Read that Garwin. I gave him a determined look and began restating my case, in all reality ready to break down in tears for fear of looking like some whore. "I can't go in there looking like this."

"C'mon Babs, you look sexy. You're hot; let everyone appreciate it for once. Maybe you'll like the attention" Reid tried to coax.

I felt a blush creep up on my cheeks and I shook my head, "I can't…" I repeated for the thousandth time.

I watched as he got out of the car and literally ran over to my side of the vehicle. It was right then I finally noticed he was dressed as I biker I suppose, gloves in place as usual with a Harley Davidson t-shirt under a leather jacket and some jeans on. He pulled open the door and grabbed my hands, pulling me out of it. I let out a small gasp, causing him to narrow his eyes at me while I pulled the jacket closer to my body.

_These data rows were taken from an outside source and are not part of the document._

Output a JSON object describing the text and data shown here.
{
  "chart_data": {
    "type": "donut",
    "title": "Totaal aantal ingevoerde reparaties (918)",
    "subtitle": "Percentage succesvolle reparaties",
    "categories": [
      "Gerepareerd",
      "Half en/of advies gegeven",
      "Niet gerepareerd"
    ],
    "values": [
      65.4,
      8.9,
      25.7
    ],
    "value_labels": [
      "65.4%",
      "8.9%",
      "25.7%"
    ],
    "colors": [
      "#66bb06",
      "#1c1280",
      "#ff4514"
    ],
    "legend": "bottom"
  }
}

He reached past me and his fingers rubbed against my exposed leg, causing a shiver to go through my body. I instinctively closed my eyes, biting my bottom lip to hold in the betraying sigh that wanted to escape. I could not even think like that, not about him. Not about anyone.

He came back out of the car with the wings. My eyes narrowed as he held out his palm, his index and middle fingers waging at me. I gave him a confused look. What did he want me to do? He motioned to the coat and I held on tighter.

"Reid, don't…" I'll beg. I don't want to, but I will if that's what I have to do to get out of this.

"A deal is a deal, B." I think he was beginning to get a little frustrated. And for some reason, this made me feel uncomfortable. I didn't... want him to be frustrated with me. I made a deal and I should have to stick to it... no matter how humiliating the conditions are.

I looked at him and slowly untied the belt. His blue eyes were staring into mine and he helped me out of the coat. He leaned in, his lips brushing against my ear making me flinch back slightly.

"Besides getting our little bet over with—" I felt him grin; his fingers touching my hips as he slipped the wings over my shoulders. "—I'm going to be the envy of every guy here tonight."

Something about the way he said it and what he said made an unusual feeling flow through my veins. A warm fluttering sensation coursed in the pit of my stomach when I turned around to look at him. I don't know exactly what this feeling is, but I sort of like it even if it makes me nervous and more than a little uncomfortable.